In step 2, you are presented with the page to select the appropriate GPU instance that you need for your Spark cluster. You do not need a GPU on the driver node for the RAPIDS Accelerator plugin.

Diagram shows the EMR Create Cluster–Advanced Options Hardware page with GPUs selected for the core and task nodes.
Figure 7. EMR Create Cluster–Advanced Options Hardware web page.

In step 3 on the next page, in order to use YARN on GPU, you must add a bootstrap action script to open cgroups permissions to YARN, this script can also be loaded from a file in an S3 bucket. 

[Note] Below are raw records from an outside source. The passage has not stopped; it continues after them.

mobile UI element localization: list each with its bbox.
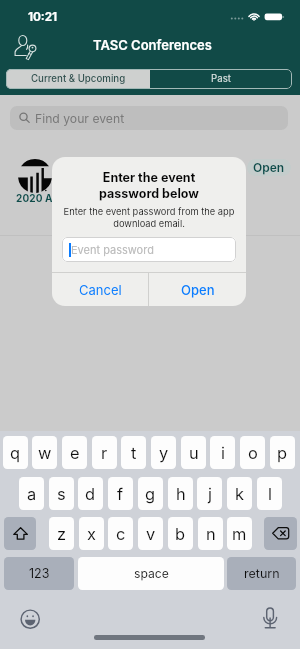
staticText: Event password (71, 243, 154, 256)
button[interactable]: space (78, 557, 224, 590)
staticText: e (70, 443, 80, 463)
staticText: v (146, 524, 156, 544)
button[interactable]: r (92, 436, 117, 469)
button[interactable]: n (198, 517, 223, 550)
staticText: n (206, 524, 216, 544)
staticText: f (117, 484, 124, 504)
staticText: return (244, 566, 280, 581)
staticText: h (176, 484, 186, 504)
staticText: Enter the event password from the app do… (54, 206, 244, 229)
staticText: i (221, 443, 225, 463)
staticText: Find your event (35, 111, 125, 126)
staticText: Open (253, 160, 285, 175)
staticText: x (87, 524, 96, 544)
button[interactable]: Open (247, 159, 291, 176)
staticText: TASC Conferences (93, 37, 212, 53)
staticText: w (38, 443, 52, 463)
staticText: Cancel (79, 282, 122, 298)
staticText: o (248, 443, 258, 463)
button[interactable]: Event password (62, 237, 236, 262)
button[interactable]: Find your event (10, 106, 288, 130)
button[interactable]: u (181, 436, 206, 469)
button[interactable]: v (138, 517, 163, 550)
staticText: m (232, 524, 247, 544)
staticText: Open (181, 282, 215, 298)
staticText: t (131, 443, 137, 463)
staticText: p (277, 443, 288, 463)
button[interactable]: m (227, 517, 252, 550)
button[interactable]: s (49, 477, 74, 510)
button[interactable]: c (108, 517, 133, 550)
staticText: u (189, 443, 199, 463)
button[interactable]: e (62, 436, 87, 469)
staticText: 2020 ACM (16, 192, 70, 204)
button[interactable]: Emoji keyboard (19, 608, 42, 631)
staticText: 10:21 (28, 10, 57, 24)
staticText: 123 (29, 566, 50, 581)
button[interactable]: x (79, 517, 104, 550)
button[interactable]: Current & Upcoming (6, 69, 150, 89)
button[interactable]: Shift (4, 517, 36, 550)
button[interactable]: a (19, 477, 44, 510)
button[interactable]: y (151, 436, 176, 469)
staticText: c (116, 524, 126, 544)
button[interactable]: t (121, 436, 146, 469)
staticText: q (10, 443, 21, 463)
staticText: Past (211, 73, 231, 85)
staticText: z (57, 524, 67, 544)
button[interactable]: g (138, 477, 163, 510)
button[interactable]: return (227, 557, 296, 590)
staticText: j (208, 484, 212, 504)
button[interactable]: Backspace (264, 517, 297, 550)
button[interactable]: f (108, 477, 133, 510)
staticText: b (175, 524, 186, 544)
staticText: space (134, 566, 169, 581)
button[interactable]: d (78, 477, 103, 510)
staticText: g (145, 484, 156, 504)
button[interactable]: Cancel (52, 273, 148, 306)
button[interactable]: q (3, 436, 28, 469)
staticText: Current & Upcoming (31, 73, 126, 85)
button[interactable]: Open (149, 273, 246, 306)
button[interactable]: Past (150, 69, 292, 89)
button[interactable]: k (227, 477, 252, 510)
button[interactable]: b (168, 517, 193, 550)
staticText: l (268, 484, 272, 504)
button[interactable]: p (270, 436, 295, 469)
staticText: k (235, 484, 244, 504)
button[interactable]: l (257, 477, 282, 510)
button[interactable]: h (168, 477, 193, 510)
staticText: d (85, 484, 96, 504)
staticText: y (159, 443, 169, 463)
button[interactable]: Dictation (262, 606, 280, 630)
staticText: s (57, 484, 66, 504)
button[interactable]: Account sign-in (12, 30, 42, 62)
staticText: r (101, 443, 108, 463)
button[interactable]: i (210, 436, 235, 469)
staticText: a (27, 484, 37, 504)
button[interactable]: 123 (4, 557, 74, 590)
button[interactable]: z (49, 517, 74, 550)
staticText: Enter the event password below (58, 170, 240, 201)
button[interactable]: o (240, 436, 265, 469)
button[interactable]: w (32, 436, 57, 469)
button[interactable]: j (197, 477, 222, 510)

Diagram shows the EMR Create Cluster–Advanced Options General cluster settings page with a button to add a bootstrap action.
Figure 8. EMR Create Cluster–Advanced Options General Cluster Settings web page.

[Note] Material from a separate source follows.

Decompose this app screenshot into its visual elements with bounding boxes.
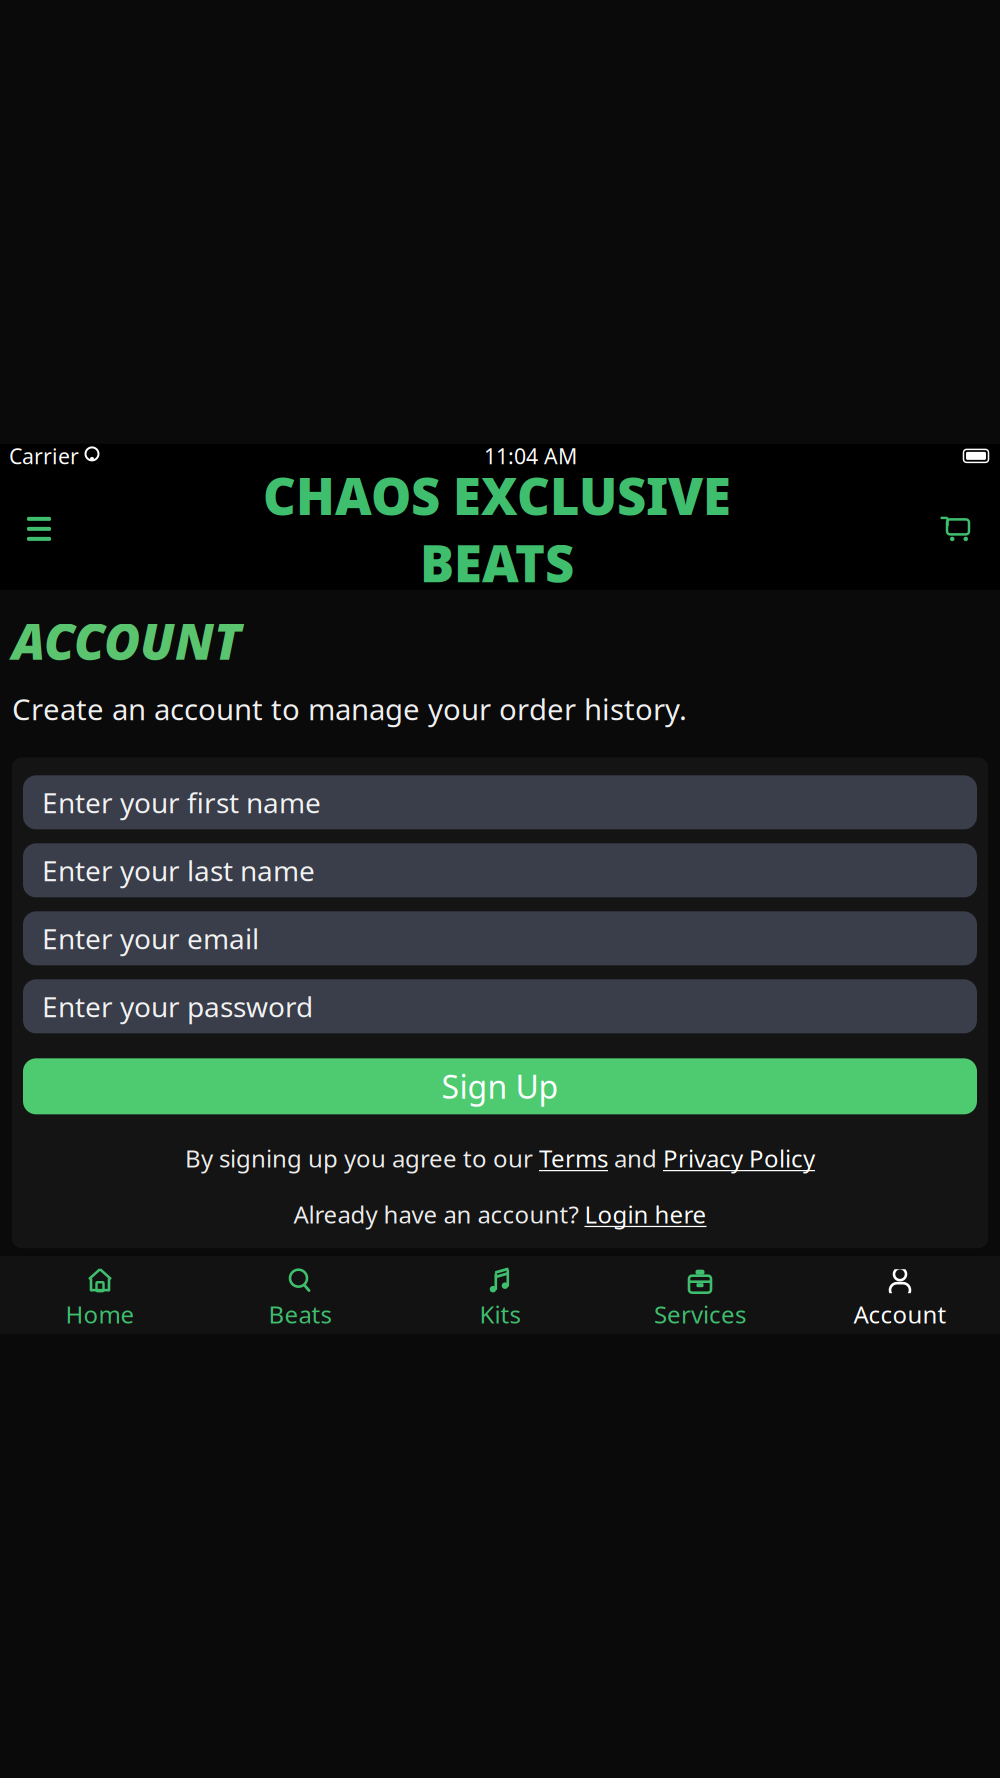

In step 4, select the appropriate security settings and choose Create cluster

After you have created your cluster, you are taken to your cluster management details page and you can see the GPU instances that you selected for your Spark cluster in the Network and Hardware section shown. 

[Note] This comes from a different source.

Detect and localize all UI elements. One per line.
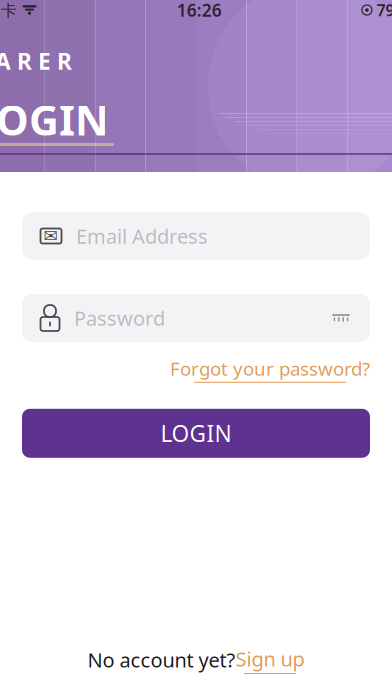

Diagram shows the EMR Cluster management details page, which shows the summary, configuration, security, application interfaces and network details for the created cluster.
Figure 9. The EMR cluster management details page.

On the Configuration tab, see the RAPIDS Accelerator Spark settings for the GPU cluster (Figure 10).

Diagram shows the EMR Cluster management configuration tab with the RAPIDS Accelerator Spark settings
Figure 10. The EMR cluster management configuration tab Spark settings.

Accessing the Spark shell

After your cluster has started, you can connect to the Master Node Using SSH as explained in the link under “Master public DNS” in your cluster summary page. After connecting to the master node with SSH, you can access the Spark shell by invoking spark-shell.

alt=Diagram shows The Summary Section of the EMR cluster management details page, with a link for information to connect to the Master Node using SSH
Figure 11. Summary section of the EMR cluster management details page.

Accessing the Zeppelin notebooks web interface

If you selected Zeppelin in your step 1 cluster configuration, you can access the Zeppelin web interface by setting up an SSH tunnel to the master node and a proxy connection. For more information, see the Application user interfaces link on your cluster summary page. After setting up an SSH tunnel and proxy, you can also view web interfaces hosted on EMR Clusters such as YARN and Ganglia.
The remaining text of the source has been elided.